Utilization of Brain Tissue Oxygenation Monitoring and Association with Mortality Following Severe Traumatic Brain Injury.

BACKGROUND

The aim of this study was to describe the utilization patterns of brain tissue oxygen (PbtO) monitoring following severe traumatic brain injury (TBI) and determine associations with mortality, health care use, and pulmonary toxicity.

METHODS

We conducted a retrospective cohort study of patients from United States trauma centers participating in the American College of Surgeons National Trauma Databank between 2008 and 2016. We examined patients with severe TBI (defined by admission Glasgow Coma Scale score ≤ 8) over the age of 18 years who survived more than 24 h from admission and required intracranial pressure (ICP) monitoring. The primary exposure was PbtO monitor placement.
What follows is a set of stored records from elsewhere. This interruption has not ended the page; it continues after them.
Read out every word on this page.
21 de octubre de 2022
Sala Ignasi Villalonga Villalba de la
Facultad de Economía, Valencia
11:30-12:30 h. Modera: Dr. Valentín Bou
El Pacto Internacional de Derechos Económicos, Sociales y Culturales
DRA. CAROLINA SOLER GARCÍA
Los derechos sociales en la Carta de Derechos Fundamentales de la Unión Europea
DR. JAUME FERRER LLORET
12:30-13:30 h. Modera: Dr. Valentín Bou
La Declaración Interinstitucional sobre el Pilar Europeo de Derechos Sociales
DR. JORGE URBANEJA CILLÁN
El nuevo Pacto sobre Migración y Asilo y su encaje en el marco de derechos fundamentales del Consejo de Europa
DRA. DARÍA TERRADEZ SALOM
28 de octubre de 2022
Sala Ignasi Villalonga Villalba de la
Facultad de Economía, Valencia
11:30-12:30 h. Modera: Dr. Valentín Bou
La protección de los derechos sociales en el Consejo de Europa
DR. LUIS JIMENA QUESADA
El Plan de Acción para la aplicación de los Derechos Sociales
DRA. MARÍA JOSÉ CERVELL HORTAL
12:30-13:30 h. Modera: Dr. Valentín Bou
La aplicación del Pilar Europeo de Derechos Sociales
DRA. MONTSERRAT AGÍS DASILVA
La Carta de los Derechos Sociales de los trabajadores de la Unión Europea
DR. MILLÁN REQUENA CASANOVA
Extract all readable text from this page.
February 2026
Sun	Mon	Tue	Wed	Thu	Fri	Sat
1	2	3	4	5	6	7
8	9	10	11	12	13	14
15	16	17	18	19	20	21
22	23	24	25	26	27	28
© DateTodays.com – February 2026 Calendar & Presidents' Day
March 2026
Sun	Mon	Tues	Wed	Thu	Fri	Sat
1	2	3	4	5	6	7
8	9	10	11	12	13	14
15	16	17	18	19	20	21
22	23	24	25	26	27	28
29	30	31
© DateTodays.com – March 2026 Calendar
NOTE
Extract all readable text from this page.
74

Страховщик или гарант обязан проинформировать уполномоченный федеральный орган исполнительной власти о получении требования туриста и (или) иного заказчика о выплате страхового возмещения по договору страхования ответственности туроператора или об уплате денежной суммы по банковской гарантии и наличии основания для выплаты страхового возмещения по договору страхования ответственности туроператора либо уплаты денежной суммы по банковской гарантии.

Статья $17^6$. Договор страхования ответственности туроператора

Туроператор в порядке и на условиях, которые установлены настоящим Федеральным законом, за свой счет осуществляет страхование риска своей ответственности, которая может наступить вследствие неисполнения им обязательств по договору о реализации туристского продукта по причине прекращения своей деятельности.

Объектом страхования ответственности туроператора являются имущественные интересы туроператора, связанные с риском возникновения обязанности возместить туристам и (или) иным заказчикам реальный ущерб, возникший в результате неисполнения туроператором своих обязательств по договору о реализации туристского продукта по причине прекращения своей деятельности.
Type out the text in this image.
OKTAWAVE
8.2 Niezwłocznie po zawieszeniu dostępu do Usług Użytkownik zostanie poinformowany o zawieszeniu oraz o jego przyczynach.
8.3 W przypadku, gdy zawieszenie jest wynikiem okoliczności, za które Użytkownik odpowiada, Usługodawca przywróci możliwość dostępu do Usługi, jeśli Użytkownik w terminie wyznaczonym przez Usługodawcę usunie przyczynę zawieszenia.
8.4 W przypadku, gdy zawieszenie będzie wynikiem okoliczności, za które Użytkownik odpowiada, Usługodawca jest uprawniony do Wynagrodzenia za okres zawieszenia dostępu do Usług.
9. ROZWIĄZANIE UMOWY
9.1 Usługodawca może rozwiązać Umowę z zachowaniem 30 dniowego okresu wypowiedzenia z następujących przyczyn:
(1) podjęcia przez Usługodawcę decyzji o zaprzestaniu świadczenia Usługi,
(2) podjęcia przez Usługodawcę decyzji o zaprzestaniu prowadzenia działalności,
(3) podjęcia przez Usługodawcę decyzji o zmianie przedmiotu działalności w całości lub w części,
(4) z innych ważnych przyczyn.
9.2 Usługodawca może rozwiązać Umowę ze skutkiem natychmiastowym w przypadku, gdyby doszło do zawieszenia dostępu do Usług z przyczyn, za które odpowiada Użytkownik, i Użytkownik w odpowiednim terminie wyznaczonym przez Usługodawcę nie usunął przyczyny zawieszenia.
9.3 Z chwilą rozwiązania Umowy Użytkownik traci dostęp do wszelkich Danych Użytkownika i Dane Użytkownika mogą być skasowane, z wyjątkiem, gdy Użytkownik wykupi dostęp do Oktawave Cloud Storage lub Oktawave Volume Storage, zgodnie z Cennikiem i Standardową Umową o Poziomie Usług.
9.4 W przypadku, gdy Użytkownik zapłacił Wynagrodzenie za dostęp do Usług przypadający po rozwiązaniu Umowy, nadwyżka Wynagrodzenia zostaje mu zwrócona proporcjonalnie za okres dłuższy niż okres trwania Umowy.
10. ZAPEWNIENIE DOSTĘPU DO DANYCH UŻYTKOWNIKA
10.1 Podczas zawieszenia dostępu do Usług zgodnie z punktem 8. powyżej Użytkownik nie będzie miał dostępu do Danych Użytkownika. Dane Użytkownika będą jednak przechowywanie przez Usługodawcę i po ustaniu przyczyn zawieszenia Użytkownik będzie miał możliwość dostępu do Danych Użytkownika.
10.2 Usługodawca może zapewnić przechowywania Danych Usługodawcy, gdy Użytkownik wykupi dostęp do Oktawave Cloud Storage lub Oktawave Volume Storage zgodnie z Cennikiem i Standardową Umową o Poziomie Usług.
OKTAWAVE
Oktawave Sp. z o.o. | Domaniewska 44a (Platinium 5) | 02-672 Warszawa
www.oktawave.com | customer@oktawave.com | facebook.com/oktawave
The primary outcome was hospital mortality, defined as death during the hospitalization or discharge to hospice. Secondary outcomes were examined to determine the association of PbtO monitoring with health care use and pulmonary toxicity and included the following: (1) intensive care unit length of stay, (2) hospital length of stay, and (3) development of acute respiratory distress syndrome (ARDS). Regression analysis was used to assess differences in outcomes between patients exposed to PbtO monitor placement and those without exposure by using propensity weighting to address selection bias due to the nonrandom allocation of treatment groups and patient dropout.

RESULTS

A total of 35,501 patients underwent placement of an ICP monitor. There were 1,346 (3.8%) patients who also underwent PbtO monitor placement, with significant variation regarding calendar year and hospital. Patients who underwent placement of a PbtO monitor had a crude in-hospital mortality of 31.1%, compared with 33.5% in patients who only underwent placement of an ICP monitor (adjusted risk ratio 0.84, 95% confidence interval 0.76-0.93). The development of the ARDS was comparable between patients who underwent placement of a PbtO monitor and patients who only underwent placement of an ICP monitor (9.2% vs. 9.8%, adjusted risk ratio 0.89, 95% confidence interval 0.73-1.09).

CONCLUSIONS

PbtO monitor utilization varied widely throughout the study period by calendar year and hospital. PbtO monitoring in addition to ICP monitoring, compared with ICP monitoring alone, was associated with a decreased in-hospital mortality, a longer length of stay, and a similar risk of ARDS. These findings provide further guidance for clinicians caring for patients with severe TBI while awaiting completion of further randomized controlled trials.